Kanmacher went on to add that ‘A set of ivory and glass micrometers, about six in number, besides one or two pearl ones for the eye stops, are generally packed up with the best sort of microscopes made by Messrs. W. and S. Jones, Opticians, Holborn.’ This, of course, may just be opportune salesmanship – W. and S. Jones were the sponsors of the second edition of Essays on the Microscope, having taken over Adams’s stock-in-trade after his death.

Whether or not the Museum’s recently-acquired microscope is by W. and S. Jones, Professor Turner concludes that the three micrometers are by Coventry. The attribution of the rulings to John Coventry is consistent with the general dating of the microscope. That Coventry supplied micrometers to the leading makers of his day for inclusion with their microscopes is very probable.

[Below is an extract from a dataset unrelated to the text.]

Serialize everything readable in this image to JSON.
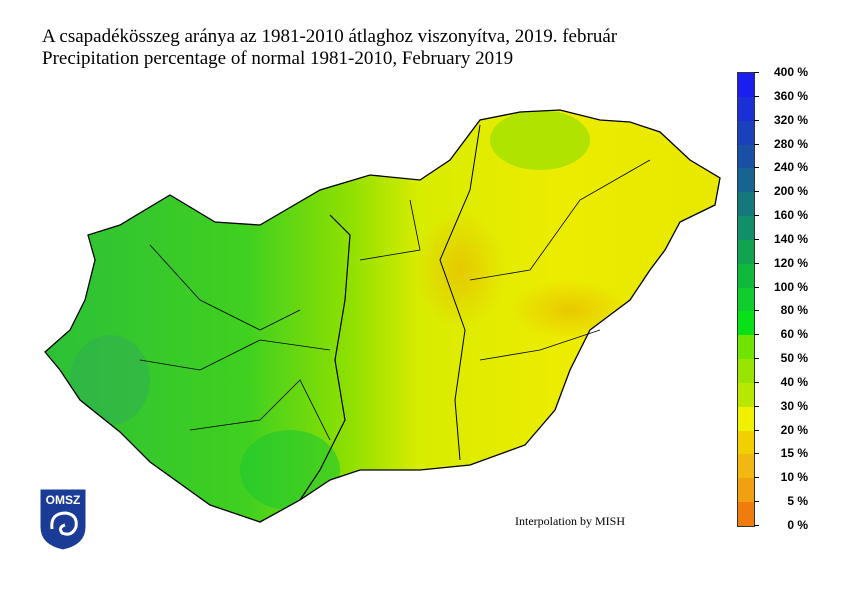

Rulings of the quality found in the micrometers with the Museum’s microscope were not common and can be taken as diagnostic of Coventry’s very special skills. The year after Coventry’s death, David Brewster, in his Treatise on New Philosophical Instruments, was still able to write that: ‘The most valuable contrivances, however, of this nature, are the beautifully divided scales which Mr Coventry has formed upon ivory, glass, and silver. These scales are constructed with a degree of minuteness and accuracy which has never been surpassed’.